It's the eighth year of Art Los Angeles Contemporary of the West Coast at Barker Hangar in Santa Monica, famous arts venue.

Fair presents lots of known and emerging galleries from all over the globe.

Would love to highlight some of the artists:


Donna Huanca

Donna Huanca's installations fuse tactile materials, such as clothing and ephemera to create architectural collages that are performative in nature. Working primarily with deconstructed clothing, dipped in paint and solidified, her sculptural gestures pause a once-fluid life of the garment. During Huanca's durational performances the works interact with the vulnerability of live models, camouflaged and infused into the sculpture, giving life to otherwise static artworks.

“I really think that art is dead. I’m really bored just seeing something that’s the past. Very few things stay alive and in the end, it’s paintings that I find can still really move me”

American Artist born in Chicago who currently lives and works in Berlin, DE / New York, US.

“I want the experience of my work to create a surreal moment similar to a hallucination.”


Huang Rui

Would like to focus a little on this controversial Chinese artist known for his social and cultural criticism.

Huang Rui’s work is characterized by symmetry and simplicity of form, as well as by the use of primary colors. Though his work can stand alone as aesthetically pleasing; he is recognized as being a socially minded artist, and thus often a controversial artist in China. Throughout his career, he has continued to be vocal about his belief in the importance of free expression - and as a result, he has faced a large amount of censorship from the government.

‘When the government transformed the surrounding fields the bulldozers kept getting closer and closer and then just stopped when they reached my perimeter wall of my compound.

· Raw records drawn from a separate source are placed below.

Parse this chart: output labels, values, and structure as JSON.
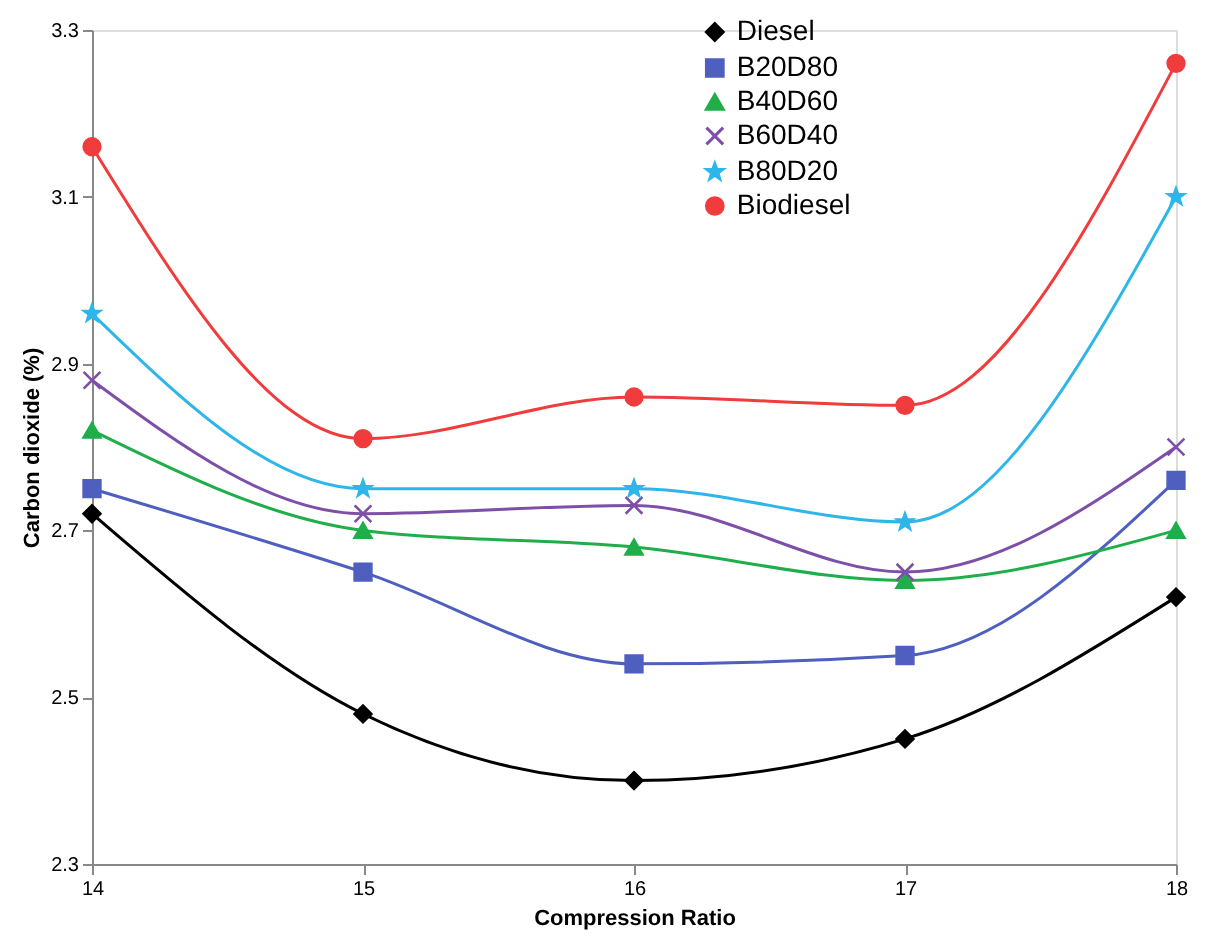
{
  "chart_data": {
    "type": "line",
    "xlabel": "Compression Ratio",
    "ylabel": "Carbon dioxide  (%)",
    "x": [
      14,
      15,
      16,
      17,
      18
    ],
    "series": [
      {
        "name": "Diesel",
        "color": "#000000",
        "marker": "diamond",
        "values": [
          2.72,
          2.48,
          2.4,
          2.45,
          2.62
        ]
      },
      {
        "name": "B20D80",
        "color": "#4f5fc0",
        "marker": "square",
        "values": [
          2.75,
          2.65,
          2.54,
          2.55,
          2.76
        ]
      },
      {
        "name": "B40D60",
        "color": "#1fae4a",
        "marker": "triangle",
        "values": [
          2.82,
          2.7,
          2.68,
          2.64,
          2.7
        ]
      },
      {
        "name": "B60D40",
        "color": "#7e4fa8",
        "marker": "cross",
        "values": [
          2.88,
          2.72,
          2.73,
          2.65,
          2.8
        ]
      },
      {
        "name": "B80D20",
        "color": "#2eb6ea",
        "marker": "star",
        "values": [
          2.96,
          2.75,
          2.75,
          2.71,
          3.1
        ]
      },
      {
        "name": "Biodiesel",
        "color": "#f03c3c",
        "marker": "circle",
        "values": [
          3.16,
          2.81,
          2.86,
          2.85,
          3.26
        ]
      }
    ],
    "xlim": [
      14,
      18
    ],
    "xticks": [
      14,
      15,
      16,
      17,
      18
    ],
    "ylim": [
      2.3,
      3.3
    ],
    "yticks": [
      2.3,
      2.5,
      2.7,
      2.9,
      3.1,
      3.3
    ],
    "grid": false,
    "legend": "top right",
    "line_style": "solid"
  }
}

Perhaps they will eventually just knock the building down and plant more trees on top.’

Huang's works are the real object of beauty.

In the same time, his art got lots of political and historical references.


Wang Keping

Another great Chinese artist who was born in Beijing in 1949. He considers being as first Chinese Contemporary sculptors. He exploded into the Contemporary art world in 1970th and one of the founders of Beijing contemporary art group called The Stars (Xing Xing). The group has been promoting artistic freedom in China.

For many years Wang Keping has been clashing with the government of China. With "The Stars" he did lot's of "guerilla exhibitions" outside the walls of museums and held marches for freedom and constitutional rule.

"They have no new ideology, so they can only fall back on Mao Zedong's ideology."

For certain time Wang Keping provocative works been blacklisted in China, that's when he started gaining fame abroad and his sculpture "Silence" were pasted across the cover of the New York Times.


Meg Cranston

American artist who works in sculpture and paintings.

Her works became recognizable at the 1990th.

Her works are very diverse. Her abstract forms have attributes of historical events, fashion, modern designs, and much more.